Ошеломленная, она стояла неподвижно, сжимая в руке инструмент, и смотрела, как за ним захлопывается обтянутая сеткой дверь. Что? Любовь — это криптонит? Могла ли она себе представить такое?
Разве можно понять мужчину — не говоря уже о том, чтобы выйти за него замуж, — у которого так странно работают мозги? Который делает такие заявления, а потом идет жарить мясо? Где его гнев, страх, волнение? Это бессмыслица. Полная бессмыслица.
Конечно, если она пристроит домашний спортзал с южной стороны дома, как хотела вначале, то потом можно будет достроить второй этаж. Немного наклонить крышу, чтобы было интереснее. Туда прекрасно впишется винтовая лестница. Их рабочие кабинеты будут разделены, чтобы они не мешали друг другу. Плюс южная сторона обеспечит прекрасное освещение в студии. Тогда она сможет…
Боже, она строит планы. Радужные планы, добавила она, отложила инструмент и принялась расхаживать по веранде. Спок, выполнивший дневную норму по уничтожению кошек, присоединился к ней.
Это будет не только удобно и не испортит существующую постройку, поняла Силла, но, напротив, улучшит ее. Разорвет линию крыши, завершит ее маленьким балкончиком. Потайные окна.
Черт бы его побрал! Теперь она все это видела. Она этого хотела.
Она сбежала по ступенькам и обогнула дом с южной стороны. Спок весело трусил за ней. Да, да, это не только осуществимо, подумала она. Это должно стать именно так.
Она сунула руки в карманы, и ее пальцы нащупали коробочку с кольцом, которую она носила с собой. Криптонит, подумала Силла, вытаскивая коробочку. Это страшно, очень страшно. Она понимала его. И — это пугало и радовало ее еще больше — он понимал ее.
Доверял ей. Любил ее. Верил в нее.
Когда она пришла на задний двор, огонь в гриле уже горел. Кукурузные початки прямо в кожуре были погружены в большую миску с водой — Силла не поняла зачем. Форд принес вино. Она ждала, пока он нальет ей бокал, вдыхая аромат роз, сладкого горошка и жасмина. Солнце просвечивало сквозь деревья, отражаясь от поверхности пруда.

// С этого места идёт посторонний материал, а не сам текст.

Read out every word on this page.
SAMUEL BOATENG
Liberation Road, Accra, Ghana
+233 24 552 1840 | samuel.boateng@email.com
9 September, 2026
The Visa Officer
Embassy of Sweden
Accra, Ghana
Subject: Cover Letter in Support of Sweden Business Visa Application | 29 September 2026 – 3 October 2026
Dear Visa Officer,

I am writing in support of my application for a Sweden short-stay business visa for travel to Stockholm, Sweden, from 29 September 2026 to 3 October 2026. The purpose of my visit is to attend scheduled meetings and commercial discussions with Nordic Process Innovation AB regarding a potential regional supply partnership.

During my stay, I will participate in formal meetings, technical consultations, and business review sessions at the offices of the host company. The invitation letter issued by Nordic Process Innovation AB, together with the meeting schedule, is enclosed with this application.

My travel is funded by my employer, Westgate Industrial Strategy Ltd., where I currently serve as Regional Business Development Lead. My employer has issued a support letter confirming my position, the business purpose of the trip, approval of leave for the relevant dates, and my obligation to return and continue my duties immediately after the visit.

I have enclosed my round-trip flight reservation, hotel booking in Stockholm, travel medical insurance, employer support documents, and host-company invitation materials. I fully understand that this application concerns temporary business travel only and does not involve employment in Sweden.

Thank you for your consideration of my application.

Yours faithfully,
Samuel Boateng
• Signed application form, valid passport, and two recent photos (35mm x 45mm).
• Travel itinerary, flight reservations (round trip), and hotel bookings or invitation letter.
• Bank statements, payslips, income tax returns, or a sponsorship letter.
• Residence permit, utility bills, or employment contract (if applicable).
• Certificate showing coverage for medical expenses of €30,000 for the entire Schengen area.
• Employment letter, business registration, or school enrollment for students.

На мгновение она вновь подумала о празднике, который когда-то царил здесь, о разноцветных огнях, о красивых людях, скользивших по лужайкам, подобно облакам духов. Потом она подумала о нем, стоявшем на камнях, которые она помогала устанавливать, и протягивающем ей бокал вина, и о жизни, которой она не знала, но о которой мечтала.
Она подошла к нему, спрятав одну руку в карман, и сделала первый глоток из бокала.
— У меня несколько вопросов. Во-первых — чтобы больше не отвлекаться — зачем ты вымачиваешь кукурузу?
— Мама сказала, что так надо.
— Ладно. Откуда ты знаешь, что тебе всегда будет нравиться то, что я задумала?
— Если не понравится, — ответил он, подхватывая разговор, который будто бы шел давным-давно, — я знаю, как сказать об этом. Научился этому еще в детстве, хотя результат не гарантирован. Но если речь идет о строительстве и дизайне, то велика вероятность, что ты окажешься права.
— Дальше. Я могу причинить тебе боль?
— Силла, ты способна разорвать мое сердце на части.
Она это понимала, понимала, что он может сделать с ней то же самое. И разве это не удивительно? Разве это не чудо?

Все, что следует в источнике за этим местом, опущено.